BILAN MITIGE DES DEUX ANNEES D’INTERNET AUX COMORES

Les abonnés comoriens et les cadres de la Société nationale des postes et télécommunications (SNPT) dressent un bilan mitigé de la connexion du pays à l'Internet deux ans après.

Les quelque 400 abonnés se plaignent notamment des lenteurs de l'accès au réseau des réseaux.

A ce propos, de l'avis d'un ingénieur comorien de la SNPT, la borne d'accès réalisée par France Cable Radio, une filiale de France Télécom, serait "juste l'équivalent du support qu'on met à la disposition d'un seul ménage français".

Selon lui, la liaison actuelle se limite à 64 KBPS, d'où la "queue" quotidienne des internautes pour accéder au réseau.

Ces lenteurs ont non seulement pour effet de dissuader les internautes comoriens de surfer, mais présentent l'inconvénient d'alourdir la facture téléphonique.

Ainsi, la SNPT a-t-elle dû parfois dégrever des factures individuelles jugeés trop élevées par rapport au service rendu.

Pour y remédier, la société, dont les activités de télécommunications vont être privatisées, a décidé d'entreprendre des extensions susceptibles d'améliorer les capacités de la bande passante.

"Nous avons commandé le matériel, mais je ne peux pas vous préciser quand il arrivera aux Comores, ni quand ces extensions seront opérationnelles", a indiqué le chef du service Internet de la SNPT.

Il reste que pour la plupart des professionnels de l'informatique, toute solution qui ne s'inscrirait pas dans le processus de privatisation ne serait que du replâtrage, la société d'état ne pouvant s'offrir ni les ressources humaines ni financières nécessaires pour assurer les gros investissements qu'impose le développement des services.

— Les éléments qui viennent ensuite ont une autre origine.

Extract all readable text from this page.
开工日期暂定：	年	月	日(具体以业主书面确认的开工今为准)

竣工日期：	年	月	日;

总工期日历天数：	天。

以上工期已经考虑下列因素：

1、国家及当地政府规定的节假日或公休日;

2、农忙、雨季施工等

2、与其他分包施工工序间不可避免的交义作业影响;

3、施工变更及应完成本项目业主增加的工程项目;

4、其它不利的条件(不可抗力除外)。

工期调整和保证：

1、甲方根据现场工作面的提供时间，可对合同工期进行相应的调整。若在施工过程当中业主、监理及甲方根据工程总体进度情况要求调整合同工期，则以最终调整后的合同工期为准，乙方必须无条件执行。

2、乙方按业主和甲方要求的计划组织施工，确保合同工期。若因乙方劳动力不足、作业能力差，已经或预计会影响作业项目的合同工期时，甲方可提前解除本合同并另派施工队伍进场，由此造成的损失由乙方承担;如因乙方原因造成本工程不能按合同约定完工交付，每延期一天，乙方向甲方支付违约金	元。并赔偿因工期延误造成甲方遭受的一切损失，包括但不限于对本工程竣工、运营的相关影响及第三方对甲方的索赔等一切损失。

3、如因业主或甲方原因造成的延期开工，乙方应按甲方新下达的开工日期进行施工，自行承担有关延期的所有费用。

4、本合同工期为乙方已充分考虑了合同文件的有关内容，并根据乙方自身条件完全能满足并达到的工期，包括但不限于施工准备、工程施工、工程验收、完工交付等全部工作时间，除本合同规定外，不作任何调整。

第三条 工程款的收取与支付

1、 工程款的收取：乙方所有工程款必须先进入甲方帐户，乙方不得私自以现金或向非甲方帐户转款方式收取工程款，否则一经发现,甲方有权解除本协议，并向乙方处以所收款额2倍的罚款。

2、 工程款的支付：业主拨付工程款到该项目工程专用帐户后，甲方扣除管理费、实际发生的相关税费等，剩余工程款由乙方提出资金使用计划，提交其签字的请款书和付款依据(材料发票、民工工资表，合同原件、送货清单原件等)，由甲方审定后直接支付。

Par ailleurs, la SNPT ne dispose toujours pas de statistiques fiables et d'études de marchés détaillées donnant une idée suffisamment claire des attentes de la population.

Cette carence serait à l'origine des estimations inexactes sur le marché de l'Internet, nettement sous-évalué.

Le plus grand obstacle au développement du secteur à long terme est cependant le niveau économique et culturel du pays, selon M. Idrisse Mohamed, gérant d'une société d'informatique.

"Combien de gens ont un ordinateur aux Comores et combien en font usage ?", s'interroge-t-il.

Même si aucune étude n'a été réalisée pour l'instant sur le sujet, on peut estimer que les personnes possédant un ordinateur et les entreprises informatisées constituent une infime minorité.

En fait, l'ordinateur demeure encore un produit de luxe dans l'archipel où il n'existe pour l'instant aucune politique incitative en la matière.

"Les hauts dirigeants et les hauts fonctionnaires n'ont pas encore intégré combien l'ordinateur et l'Internet sont devenus un outil indispensable aujourd'hui", constate un cadre de la SNPT, qui préconise avant tout une campagne de sensibilisation ciblant au premier chef les décideurs eux-mêmes..

Aujourd'hui, par exemple, le passage à quelques encablures des Comores du célèbre cable "SAFE", qui relie l'Europe à l'Asie, en passant par Maurice et l'île de la Réunion, ne suscite aucune réaction particulière de la part des décideurs comoriens, qui laissent passer à leur porte une opportunité révolutionnaire susceptible de multiplier par 1.000, voire plus, les capacités d'accès actuel de l'île Maurice.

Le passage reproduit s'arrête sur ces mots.